There are currently 25 members of HINJ; our medical technology member companies include Abbott Point of Care, Inc.; BD; C.R. Bard, Inc.; Johnson & Johnson; Novo Nordisk, Inc.; and Stryker Corporation, all of which also are members of the Advanced Medical Technology Association (or AdvaMed), which has submitted materials on the subject matter of today’s hearing.

The views I express today on behalf of HINJ are closely aligned with those of AdvaMed, and the views expressed today by me on behalf of HINJ supplement those expressed by AdvaMed in its submission on the subject of today’s hearing.

We at HINJ recognize the importance of the 510(k) process as a critical component of FDA’s premarket review and clearance of medical devices. 

With respect to changes to existing devices already on the market, we agree with AdvaMed that manufacturers are indeed best situated to make initial submission determinations for device changes that “could significantly affect the safety or effectiveness” of a device in accordance with established procedures, and that not all changes of a type necessarily require new 510(k)s.

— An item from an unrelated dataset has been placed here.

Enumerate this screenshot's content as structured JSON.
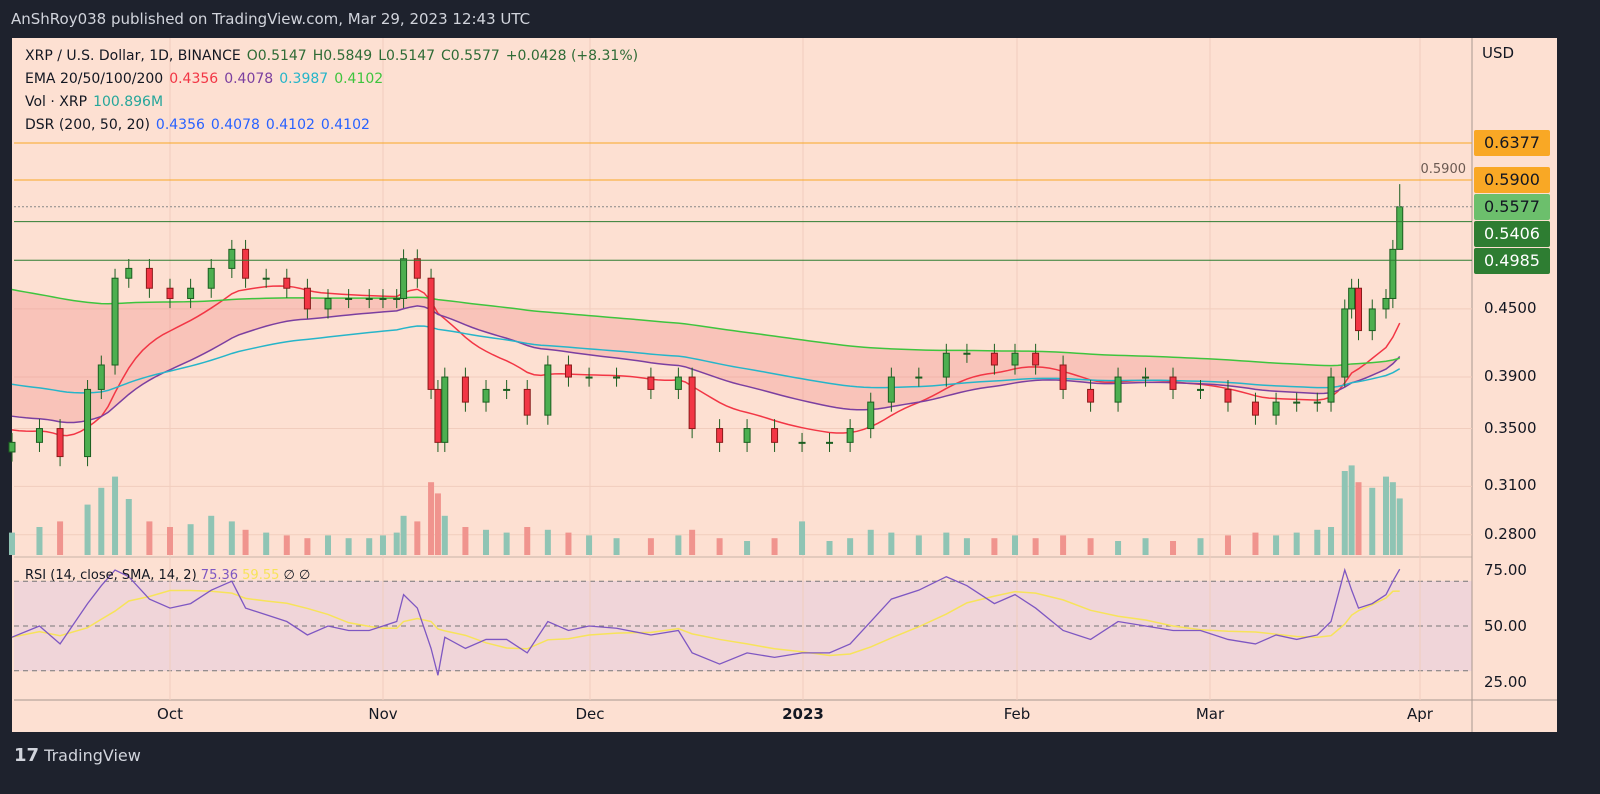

HINJ therefore supports AdvaMed’s view that the Agency’s 1997 guidance document, together with the Quality Systems Regulation (or QSR) issued in 1996, as revised by AdvaMed’s recommended modifications, should continue to be the appropriate foundation for determining when a premarket notification should be submitted for a modification or change to a legally marketed device. 

As no single type of change should be identified as always requiring or not requiring a new premarket notification, through substantial reliance on the QSR, each manufacturer should evaluate a device change through established procedures.

We believe this approach would strike the right balance and maintain the necessary direction and flexibility so that modifications are adequately assessed, and, when appropriate, submitted to the Agency.

The improvements to the 1997 guidance document recommended by AdvaMed calling for explicit requirements for manufacturers’ evaluation of changes, record-keeping of such changes and validation or verification testing, would reinforce confidence in the determinations of manufacturers regarding the need to submit premarket notifications for changes. 

This approach would provide the Agency with the necessary assurance that FDA-sanctioned processes are being followed and appropriately documented for these purposes, and preserve the Agency’s remedies where they may be required.

The 510(k) process is a key component of medical progress.  HINJ and AdvaMed believe it can be further strengthened in the ways I have described to support continued innovation, which is the lifeblood of the life sciences, while at the same time ensuring that patients have timely access to safe and effective devices and technologies.

HINJ commends FDA’s continued commitment to an open, public dialogue on these issues.  Thank you for your consideration of my comments today.